To develop and externally validate habitat-based MRI radiomics for preoperative prediction of the EGFR mutation status based on brain metastasis (BM) from primary lung adenocarcinoma (LA).We retrospectively reviewed 150 and 38 patients from hospital 1 and hospital 2 between January 2017 and December 2021 to form a primary and an external validation cohort, respectively. Radiomics features were calculated from the whole tumor (W), tumor active area (TAA) and peritumoral oedema area (POA) in the contrast-enhanced T1-weighted (T1CE) and T2-weighted (T2W) MRI image. The least absolute shrinkage and selection operator was applied to select the most important features and to develop radiomics signatures (RSs) based on W (RS-W), TAA (RS-TAA), POA (RS-POA) and in combination (RS-Com). The area under receiver operating characteristic curve (AUC) and accuracy analysis were performed to assess the performance of radiomics models.RS-TAA and RS-POA outperformed RS-W in terms of AUC, ACC and sensitivity. The multi-region combined RS-Com showed the best prediction performance in the primary validation (AUCs, RS-Com versus RS-W versus RS-TAA versus RS-POA, 0.901 versus 0.699 versus 0.812 versus 0.883) and external validation (AUCs, RS-Com versus RS-W versus RS-TAA versus RS-POA, 0.900 versus 0.637 versus 0.814 versus 0.842) cohort.The developed habitat-based radiomics models can accurately detect the EGFR mutation in patients with BM from primary LA, and may provide a preoperative basis for personal treatment planning.
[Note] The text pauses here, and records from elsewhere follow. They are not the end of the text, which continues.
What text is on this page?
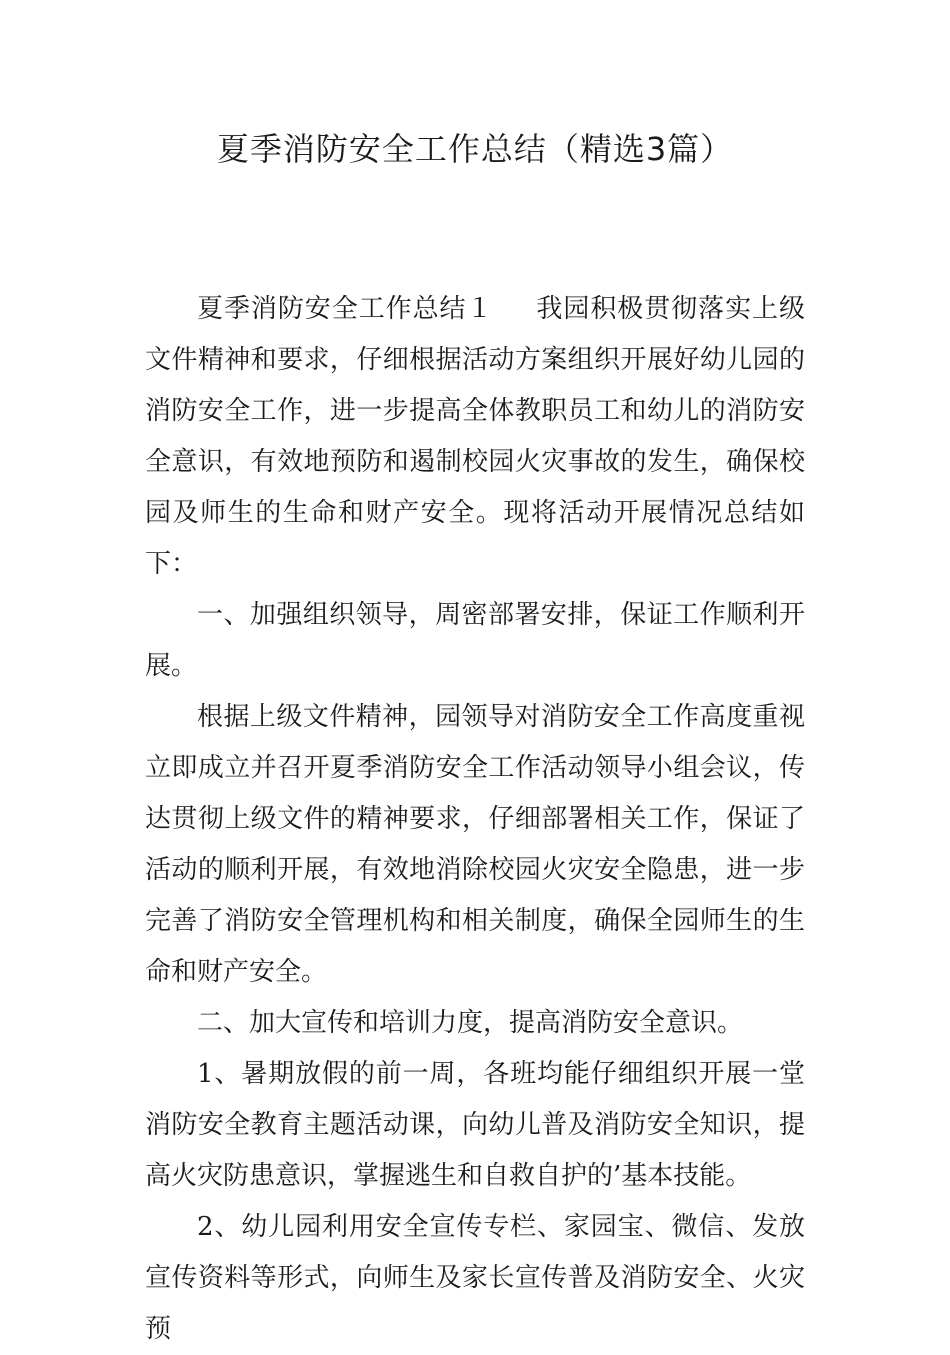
夏季消防安全工作总结（精选3篇）

夏季消防安全工作总结１ 我园积极贯彻落实上级文件精神和要求，仔细根据活动方案组织开展好幼儿园的消防安全工作，进一步提高全体教职员工和幼儿的消防安全意识，有效地预防和遏制校园火灾事故的发生，确保校园及师生的生命和财产安全。现将活动开展情况总结如下：

一、加强组织领导，周密部署安排，保证工作顺利开展。

根据上级文件精神，园领导对消防安全工作高度重视立即成立并召开夏季消防安全工作活动领导小组会议，传达贯彻上级文件的精神要求，仔细部署相关工作，保证了活动的顺利开展，有效地消除校园火灾安全隐患，进一步完善了消防安全管理机构和相关制度，确保全园师生的生命和财产安全。

二、加大宣传和培训力度，提高消防安全意识。

1、暑期放假的前一周，各班均能仔细组织开展一堂消防安全教育主题活动课，向幼儿普及消防安全知识，提高火灾防患意识，掌握逃生和自救自护的’基本技能。

2、幼儿园利用安全宣传专栏、家园宝、微信、发放宣传资料等形式，向师生及家长宣传普及消防安全、火灾预
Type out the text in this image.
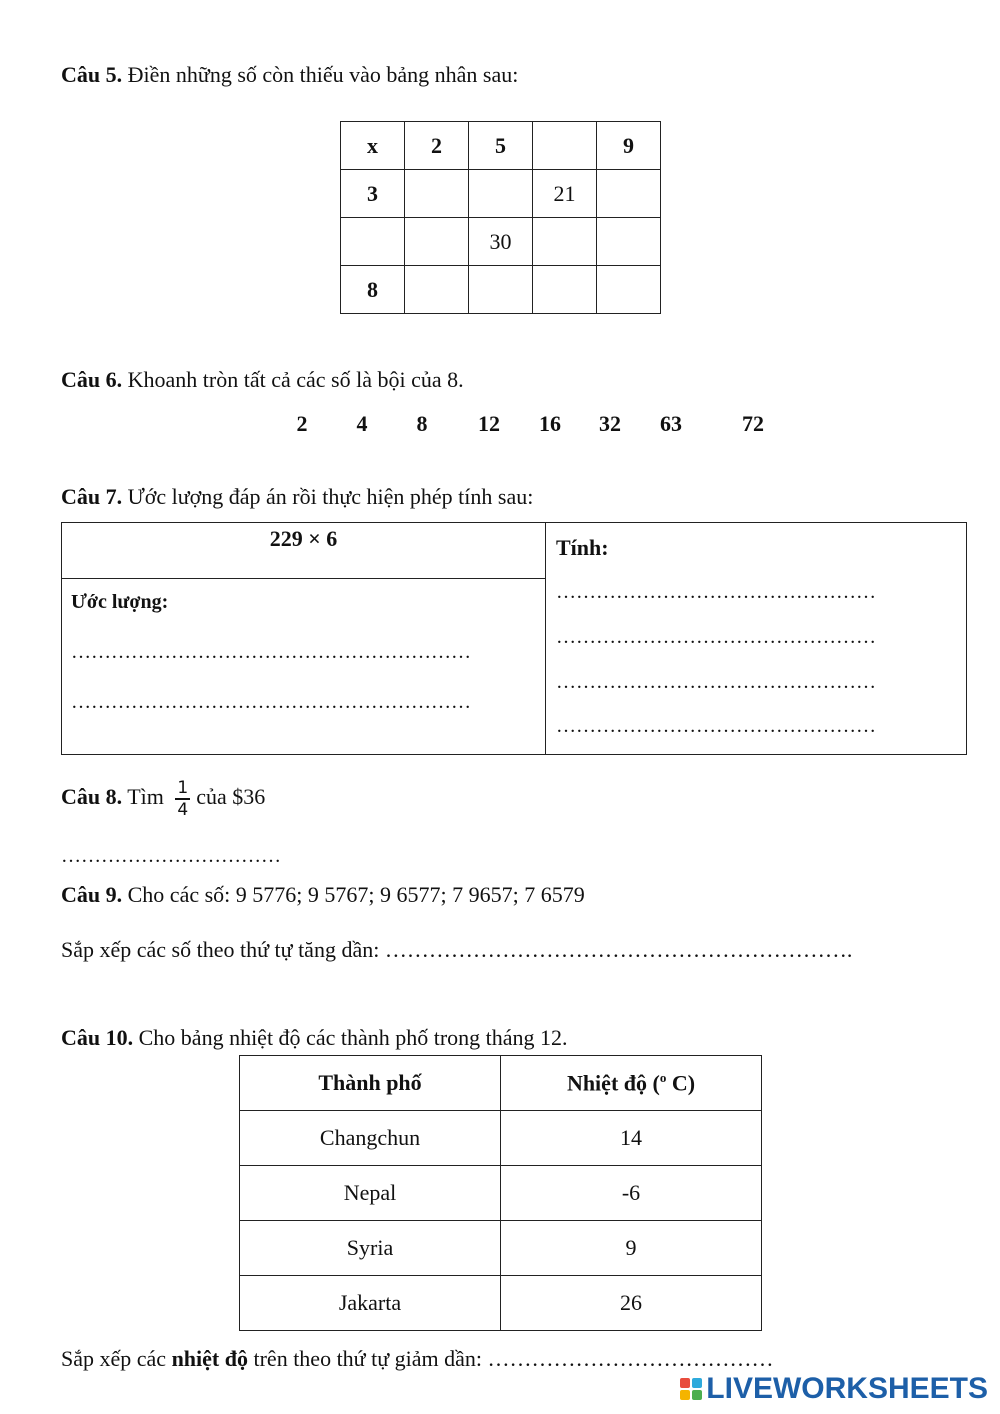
Câu 5. Điền những số còn thiếu vào bảng nhân sau:
x	2	5		9
3			21	
		30		
8				
Câu 6. Khoanh tròn tất cả các số là bội của 8.
2	4	8	12	16	32	63	72
Câu 7. Ước lượng đáp án rồi thực hiện phép tính sau:
229 × 6
Ước lượng:
……………………………………………………
……………………………………………………
Tính:
…………………………………………
…………………………………………
…………………………………………
…………………………………………
Câu 8. Tìm $\frac{1}{4}$ của $36
……………………………
Câu 9. Cho các số: 9 5776; 9 5767; 9 6577; 7 9657; 7 6579
Sắp xếp các số theo thứ tự tăng dần: ……………………………………………………….
Câu 10. Cho bảng nhiệt độ các thành phố trong tháng 12.
Thành phố	Nhiệt độ ($^o$ C)
Changchun	14
Nepal	-6
Syria	9
Jakarta	26
Sắp xếp các nhiệt độ trên theo thứ tự giảm dần: …………………………………
LIVEWORKSHEETS
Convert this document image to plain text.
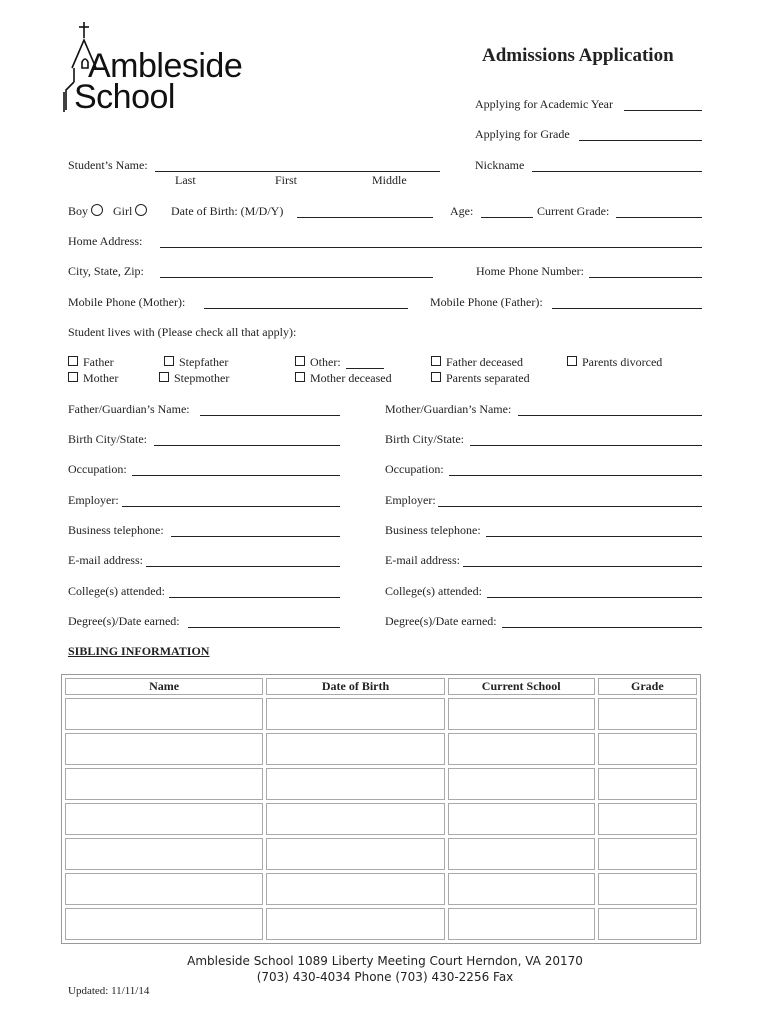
Ambleside
School
Admissions Application
Applying for Academic Year
Applying for Grade
Student’s Name:
Last	First	Middle
Nickname
Boy	Girl	Date of Birth: (M/D/Y)	Age:	Current Grade:
Home Address:
City, State, Zip:	Home Phone Number:
Mobile Phone (Mother):	Mobile Phone (Father):
Student lives with (Please check all that apply):
Father
Mother
Stepfather
Stepmother
Other:
Mother deceased
Father deceased
Parents separated
Parents divorced
Father/Guardian’s Name:	Mother/Guardian’s Name:
Birth City/State:	Birth City/State:
Occupation:	Occupation:
Employer:	Employer:
Business telephone:	Business telephone:
E-mail address:	E-mail address:
College(s) attended:	College(s) attended:
Degree(s)/Date earned:	Degree(s)/Date earned:
SIBLING INFORMATION
Name	Date of Birth	Current School	Grade

Ambleside School 1089 Liberty Meeting Court Herndon, VA 20170
(703) 430-4034 Phone (703) 430-2256 Fax
Updated: 11/11/14
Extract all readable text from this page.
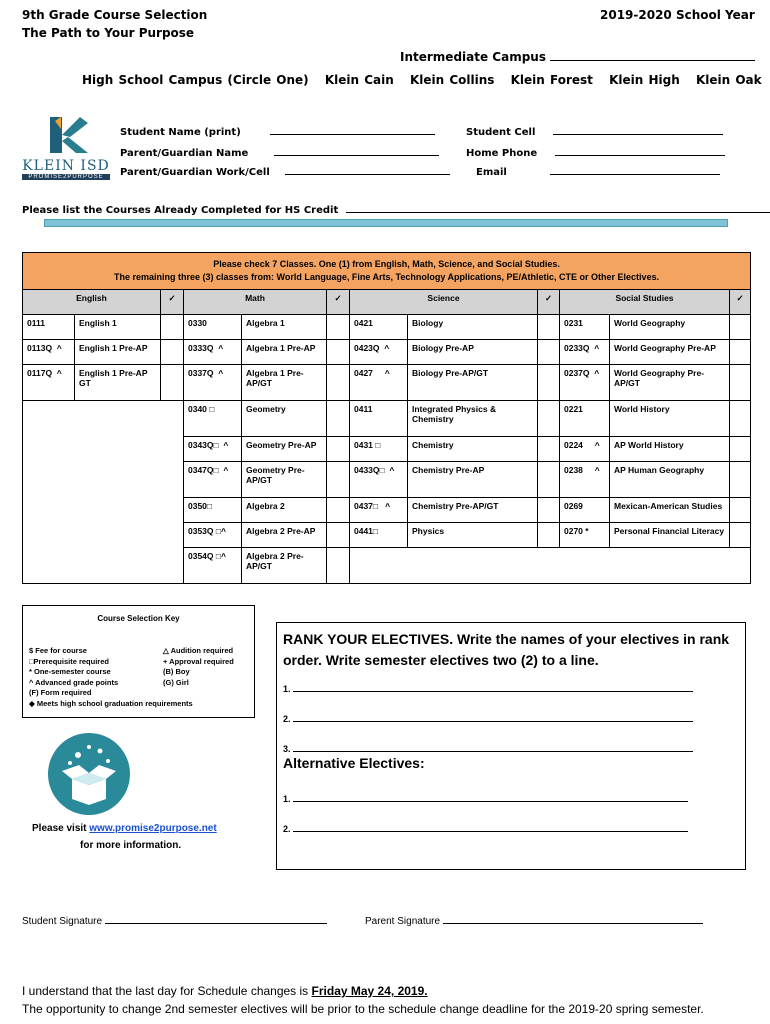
9th Grade Course Selection
The Path to Your Purpose
2019-2020 School Year
Intermediate Campus
High School Campus (Circle One) Klein Cain Klein Collins Klein Forest Klein High Klein Oak
KLEIN ISD
PROMISE2PURPOSE
Student Name (print)
Parent/Guardian Name
Parent/Guardian Work/Cell
Student Cell
Home Phone
Email
Please list the Courses Already Completed for HS Credit
Please check 7 Classes. One (1) from English, Math, Science, and Social Studies.
The remaining three (3) classes from: World Language, Fine Arts, Technology Applications, PE/Athletic, CTE or Other Electives.											

English		✓	Math		✓	Science		✓	Social Studies		✓
0111	English 1		0330	Algebra 1		0421	Biology		0231	World Geography	
0113Q  ^	English 1 Pre-AP		0333Q  ^	Algebra 1 Pre-AP		0423Q  ^	Biology Pre-AP		0233Q  ^	World Geography Pre-AP	
0117Q  ^	English 1 Pre-AP GT		0337Q  ^	Algebra 1 Pre-AP/GT		0427     ^	Biology Pre-AP/GT		0237Q  ^	World Geography Pre-AP/GT	
			0340 □	Geometry		0411	Integrated Physics & Chemistry		0221	World History	
			0343Q□  ^	Geometry Pre-AP		0431 □	Chemistry		0224     ^	AP World History	
			0347Q□  ^	Geometry Pre-AP/GT		0433Q□  ^	Chemistry Pre-AP		0238     ^	AP Human Geography	
			0350□	Algebra 2		0437□   ^	Chemistry Pre-AP/GT		0269	Mexican-American Studies	
			0353Q □^	Algebra 2 Pre-AP		0441□	Physics		0270 *	Personal Financial Literacy	
			0354Q □^	Algebra 2 Pre-AP/GT							
Course Selection Key
$ Fee for course
□Prerequisite required
* One-semester course
^ Advanced grade points
(F) Form required
◆ Meets high school graduation requirements
△ Audition required
+ Approval required
(B) Boy
(G) Girl
RANK YOUR ELECTIVES. Write the names of your electives in rank order. Write semester electives two (2) to a line.
1.
2.
3.
Alternative Electives:
1.
2.
Please visit www.promise2purpose.net
for more information.
Student Signature	Parent Signature
I understand that the last day for Schedule changes is Friday May 24, 2019.
The opportunity to change 2nd semester electives will be prior to the schedule change deadline for the 2019-20 spring semester.
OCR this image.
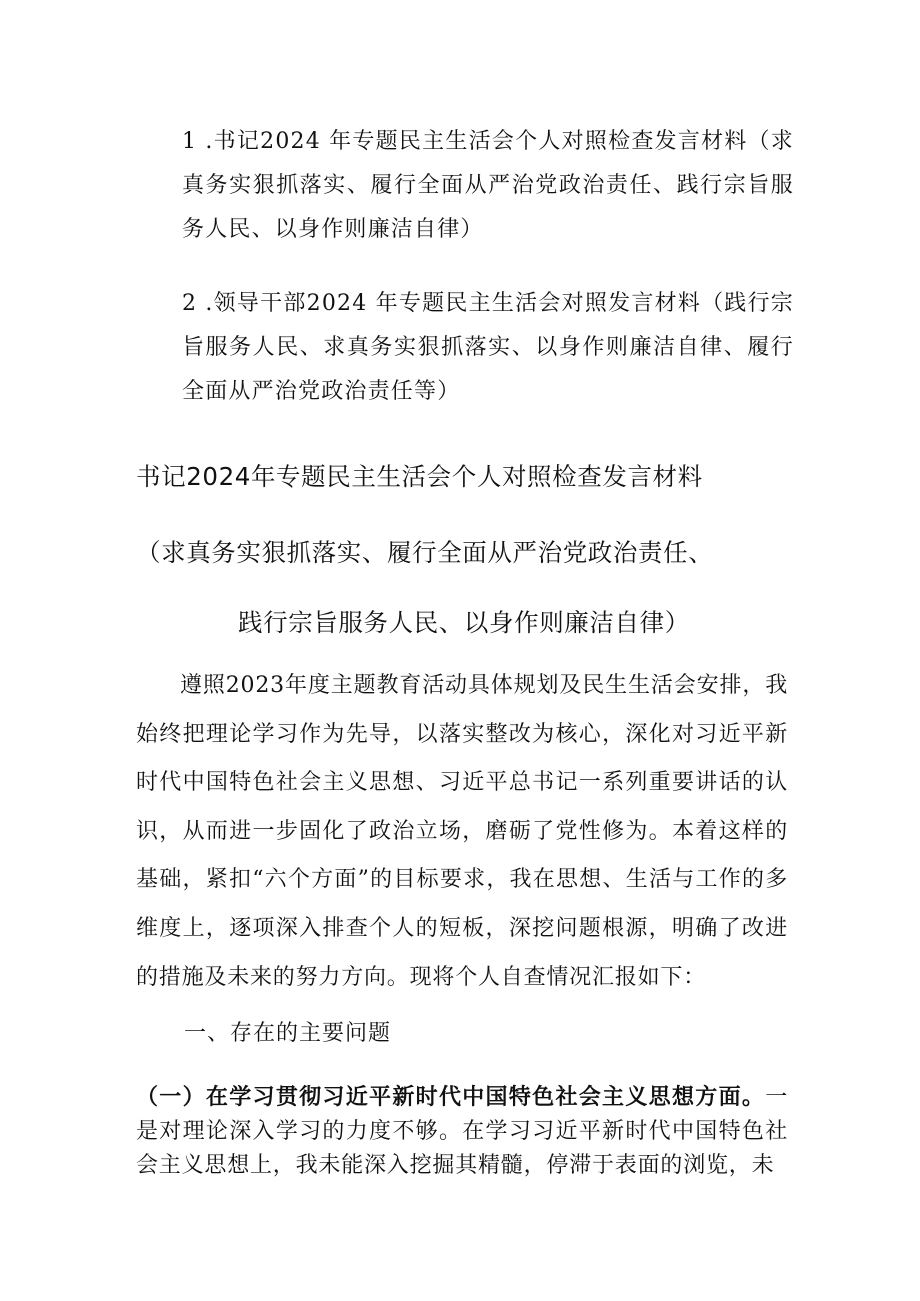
1 .书记2024 年专题民主生活会个人对照检查发言材料（求真务实狠抓落实、履行全面从严治党政治责任、践行宗旨服务人民、以身作则廉洁自律）
2 .领导干部2024 年专题民主生活会对照发言材料（践行宗旨服务人民、求真务实狠抓落实、以身作则廉洁自律、履行全面从严治党政治责任等）
书记2024年专题民主生活会个人对照检查发言材料
（求真务实狠抓落实、履行全面从严治党政治责任、
践行宗旨服务人民、以身作则廉洁自律）
遵照2023年度主题教育活动具体规划及民生生活会安排，我始终把理论学习作为先导，以落实整改为核心，深化对习近平新时代中国特色社会主义思想、习近平总书记一系列重要讲话的认识，从而进一步固化了政治立场，磨砺了党性修为。本着这样的基础，紧扣“六个方面”的目标要求，我在思想、生活与工作的多维度上，逐项深入排查个人的短板，深挖问题根源，明确了改进的措施及未来的努力方向。现将个人自查情况汇报如下：
一、存在的主要问题
（一）在学习贯彻习近平新时代中国特色社会主义思想方面。一是对理论深入学习的力度不够。在学习习近平新时代中国特色社会主义思想上，我未能深入挖掘其精髓，停滞于表面的浏览，未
为了基于脑转移(BM)来自原发性肺腺癌(LA),开发并外部验证基于栖息地的 MRI 放射组学,用于预测 EGFR 突变状态的术前预测。我们回顾性地审查了医院 1 和医院 2 分别于 2017 年 1 月至 2021 年 12 月之间的 150 例和 38 例患者,以形成主要和外部验证队列。从对比增强 T1 加权(T1CE)和 T2 加权(T2W)MRI 图像中的整个肿瘤(W),肿瘤活跃区(TAA)和瘤周水肿区(POA)计算放射组学特征。最小绝对收缩和选择算子(LASSO)用于选择最重要的特征,并基于 W(RS-W),TAA(RS-TAA),POA(RS-POA)和组合(RS-Com)开发放射组学特征(RS)。通过接收者操作特征曲线(AUC)和准确性分析来评估放射组学模型的性能。在 AUC、ACC 和灵敏度方面,RS-TAA 和 RS-POA 优于 RS-W。多区域联合 RS-Com 在主要验证(AUC,RS-Com 与 RS-W 与 RS-TAA 与 RS-POA,0.901 与 0.699 与 0.812 与 0.883)和外部验证(AUC,RS-Com 与 RS-W 与 RS-TAA 与 RS-POA,0.900 与 0.637 与 0.814 与 0.842)队列中表现出最佳的预测性能。基于栖息地的放射组学模型可以准确地检测出来自原发性 LA 的 BM 患者的 EGFR 突变,并且可能为术前个体化治疗计划提供依据。